Pfizer and Moderna’s clinical trials in adults each enrolled about 50,000 participants. They had to be that large in order to show significant differences between the volunteers who received a vaccine and those who got a placebo. But because it is rarer for children to become seriously ill with Covid-19, that kind of trial design in children would not be feasible, because it would require many more participants to show an effect.
Instead, the companies will look at vaccinated children for signs of a strong immune response that would protect them from the coronavirus.

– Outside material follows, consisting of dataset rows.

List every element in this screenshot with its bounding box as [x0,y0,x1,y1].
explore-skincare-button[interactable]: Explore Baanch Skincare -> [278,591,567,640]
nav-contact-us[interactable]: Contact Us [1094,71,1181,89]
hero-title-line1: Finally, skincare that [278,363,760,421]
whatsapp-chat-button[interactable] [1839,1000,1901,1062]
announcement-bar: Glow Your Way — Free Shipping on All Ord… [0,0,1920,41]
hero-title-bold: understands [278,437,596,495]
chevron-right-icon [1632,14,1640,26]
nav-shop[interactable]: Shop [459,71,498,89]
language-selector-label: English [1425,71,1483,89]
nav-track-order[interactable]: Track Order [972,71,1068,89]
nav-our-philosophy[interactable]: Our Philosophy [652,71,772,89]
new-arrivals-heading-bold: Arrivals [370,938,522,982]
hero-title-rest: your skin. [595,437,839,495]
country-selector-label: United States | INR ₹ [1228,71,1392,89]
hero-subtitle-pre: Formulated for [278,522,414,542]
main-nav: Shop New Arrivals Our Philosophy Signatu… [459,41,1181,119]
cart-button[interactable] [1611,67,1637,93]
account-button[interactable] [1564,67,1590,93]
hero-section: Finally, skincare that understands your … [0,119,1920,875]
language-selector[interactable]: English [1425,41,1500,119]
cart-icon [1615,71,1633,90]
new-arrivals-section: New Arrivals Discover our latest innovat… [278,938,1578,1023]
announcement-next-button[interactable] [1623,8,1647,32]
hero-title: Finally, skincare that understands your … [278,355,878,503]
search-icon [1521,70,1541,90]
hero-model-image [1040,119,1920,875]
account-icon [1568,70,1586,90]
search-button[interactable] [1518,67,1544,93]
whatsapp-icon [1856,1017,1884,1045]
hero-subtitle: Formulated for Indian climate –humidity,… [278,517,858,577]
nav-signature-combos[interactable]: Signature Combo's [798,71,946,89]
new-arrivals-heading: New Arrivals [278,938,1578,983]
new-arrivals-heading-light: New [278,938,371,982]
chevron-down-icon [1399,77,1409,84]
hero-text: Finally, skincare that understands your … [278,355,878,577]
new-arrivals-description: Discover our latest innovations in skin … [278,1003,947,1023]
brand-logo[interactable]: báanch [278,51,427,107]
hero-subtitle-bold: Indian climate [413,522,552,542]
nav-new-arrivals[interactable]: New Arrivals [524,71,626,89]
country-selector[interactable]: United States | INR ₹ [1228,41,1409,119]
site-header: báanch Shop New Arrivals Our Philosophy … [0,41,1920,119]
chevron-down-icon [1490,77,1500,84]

Results from that trial should be available by summer, said Keanna Ghazvini, a spokeswoman for Pfizer.
“Moving below 12 years of age will require a new study and potentially a modified formulation or dosing schedule,” Ms. Ghazvini said. Those trials will most likely start later in the year, but the plans will be made final after the company has data from older children, she added.
Based on the results, Moderna plans to assess the vaccine later this year in children between the ages of 6 months and 11 years.
Given the low risk of Covid-19 in children, some parents might be skeptical of the urgency to inoculate their children with a brand-new jab, Dr. Offit said. “For that reason, the vaccine would have to be held to a very high standard of safety,” he said.
More than 42 million people in the United States have been immunized so far, with few lasting side effects. And the F.D.A. has set up multiple systems to carefully monitor any serious reactions to the vaccine.
“They’re really looking at the data very, very closely,” Dr. Oliver said. “As a pediatrician and a mom, I have really good confidence that those systems work.”
Once a vaccine for children is available, schools can reintroduce extracurricular activities that involve close contact, like band practice, team sports and choir. But in the meantime, there is ample evidence that schools can reopen with other precautions in place, Dr. Oliver said.
“I don’t think we need to anticipate having a vaccine in order to open schools in the fall,” she said. “We should be planning now for opening schools.”
“Now’s the time to really catch up on missed doses of those vaccines,” she said. “Measles, HPV, tetanus boosters, pertussis boosters — all of that is really important.”